L’égalité pourrait aussi constituer pour la Région un terrain d’innovation. Le congé menstruel est un premier pas, mais nous pourrions adopter, au-delà de la diffusion des guides informatifs, une posture réellement pro-active de la nécessaire amélioration de l’implication des pères en promouvant l’exercice de leurs droits, comme le congé paternité et les jours enfants malades. Cela bénéficierait certes directement à des mères qui ne sont pas nos collègues, mais aussi indirectement à nos collègues femmes qui seraient sans doute moins pointées du doigt pour leurs absences.
Enfin, pour les cas les plus graves, le dispositif de signalement est utile mais il ne doit pas être considéré comme l’alpha et l’omega de la lutte contre les situations problématiques : nous savons que certaines situations sont connues, elles doivent être systématiquement prises en charge par l’encadrement, et ne pas reposer sur une seule logique de responsabilisation des victimes.

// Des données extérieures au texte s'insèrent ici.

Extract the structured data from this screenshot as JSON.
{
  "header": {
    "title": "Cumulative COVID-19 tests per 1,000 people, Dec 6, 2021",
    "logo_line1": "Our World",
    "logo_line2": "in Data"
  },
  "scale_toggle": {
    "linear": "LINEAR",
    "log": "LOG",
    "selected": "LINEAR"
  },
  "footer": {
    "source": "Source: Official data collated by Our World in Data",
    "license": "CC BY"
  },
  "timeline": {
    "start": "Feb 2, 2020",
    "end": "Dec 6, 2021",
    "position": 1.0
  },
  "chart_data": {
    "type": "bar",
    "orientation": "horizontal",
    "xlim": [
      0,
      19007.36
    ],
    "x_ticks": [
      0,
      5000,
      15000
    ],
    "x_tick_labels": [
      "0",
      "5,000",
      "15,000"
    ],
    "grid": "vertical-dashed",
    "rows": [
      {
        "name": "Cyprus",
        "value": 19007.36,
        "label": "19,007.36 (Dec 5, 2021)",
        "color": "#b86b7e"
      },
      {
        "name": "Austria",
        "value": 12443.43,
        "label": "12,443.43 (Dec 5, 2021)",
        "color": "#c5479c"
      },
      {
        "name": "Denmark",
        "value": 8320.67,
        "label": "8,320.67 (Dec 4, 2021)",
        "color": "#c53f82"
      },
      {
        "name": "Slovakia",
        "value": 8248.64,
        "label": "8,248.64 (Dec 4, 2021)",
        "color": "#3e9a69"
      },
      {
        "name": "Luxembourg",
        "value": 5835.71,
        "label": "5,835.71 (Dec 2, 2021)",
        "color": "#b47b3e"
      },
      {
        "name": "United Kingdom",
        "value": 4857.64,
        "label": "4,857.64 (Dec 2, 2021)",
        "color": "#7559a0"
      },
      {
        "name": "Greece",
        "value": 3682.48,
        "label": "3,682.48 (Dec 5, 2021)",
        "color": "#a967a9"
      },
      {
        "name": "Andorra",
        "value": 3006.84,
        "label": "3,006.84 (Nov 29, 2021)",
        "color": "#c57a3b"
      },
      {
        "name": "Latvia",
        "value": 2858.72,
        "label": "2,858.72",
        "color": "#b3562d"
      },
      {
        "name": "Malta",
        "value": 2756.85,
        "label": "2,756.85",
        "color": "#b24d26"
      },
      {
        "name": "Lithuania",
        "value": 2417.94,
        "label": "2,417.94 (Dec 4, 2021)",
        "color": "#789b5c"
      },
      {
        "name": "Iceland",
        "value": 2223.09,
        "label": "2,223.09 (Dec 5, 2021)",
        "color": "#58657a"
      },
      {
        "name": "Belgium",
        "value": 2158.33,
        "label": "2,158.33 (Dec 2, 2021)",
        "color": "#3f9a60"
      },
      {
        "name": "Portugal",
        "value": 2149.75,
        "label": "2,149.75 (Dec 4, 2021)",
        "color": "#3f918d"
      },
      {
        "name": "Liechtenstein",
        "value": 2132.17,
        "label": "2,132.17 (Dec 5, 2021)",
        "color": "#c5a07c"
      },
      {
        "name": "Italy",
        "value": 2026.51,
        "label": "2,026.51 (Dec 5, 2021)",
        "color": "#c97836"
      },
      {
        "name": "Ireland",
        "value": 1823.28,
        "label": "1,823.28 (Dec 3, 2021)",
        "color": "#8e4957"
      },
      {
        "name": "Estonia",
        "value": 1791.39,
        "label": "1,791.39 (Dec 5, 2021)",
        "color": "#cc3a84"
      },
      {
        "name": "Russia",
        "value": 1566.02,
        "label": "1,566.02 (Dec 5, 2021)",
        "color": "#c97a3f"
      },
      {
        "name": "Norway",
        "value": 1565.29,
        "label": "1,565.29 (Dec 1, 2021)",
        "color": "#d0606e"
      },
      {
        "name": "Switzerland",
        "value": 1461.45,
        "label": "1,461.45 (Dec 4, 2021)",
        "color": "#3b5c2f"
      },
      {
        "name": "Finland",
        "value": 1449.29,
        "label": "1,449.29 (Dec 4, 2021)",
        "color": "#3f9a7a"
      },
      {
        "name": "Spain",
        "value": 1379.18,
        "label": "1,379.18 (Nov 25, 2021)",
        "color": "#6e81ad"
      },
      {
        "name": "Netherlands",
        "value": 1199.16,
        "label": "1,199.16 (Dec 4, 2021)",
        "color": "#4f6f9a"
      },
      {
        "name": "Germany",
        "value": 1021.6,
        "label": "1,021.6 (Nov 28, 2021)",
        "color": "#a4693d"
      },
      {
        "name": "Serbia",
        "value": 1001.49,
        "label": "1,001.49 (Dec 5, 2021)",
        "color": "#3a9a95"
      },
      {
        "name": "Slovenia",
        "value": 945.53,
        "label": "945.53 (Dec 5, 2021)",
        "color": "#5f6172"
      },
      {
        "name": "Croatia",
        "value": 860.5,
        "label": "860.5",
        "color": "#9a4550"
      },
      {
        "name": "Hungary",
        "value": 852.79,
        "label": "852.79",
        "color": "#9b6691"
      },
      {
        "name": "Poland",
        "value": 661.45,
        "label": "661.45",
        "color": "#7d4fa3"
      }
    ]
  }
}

En conclusion, il est nécessaire d’avoir à côté du plan d’actions, qui est intéressant, une politique globale basée sur l’analyse des raisons des inégalités et sur la prise en compte de cet enjeu. Toute lutte contre les inégalités est d’abord une bataille culturelle à la fois collective pour travailler sur les représentations et l’effectivité de l’exercice des droits, et individuelle, sur la prise de conscience des privilèges.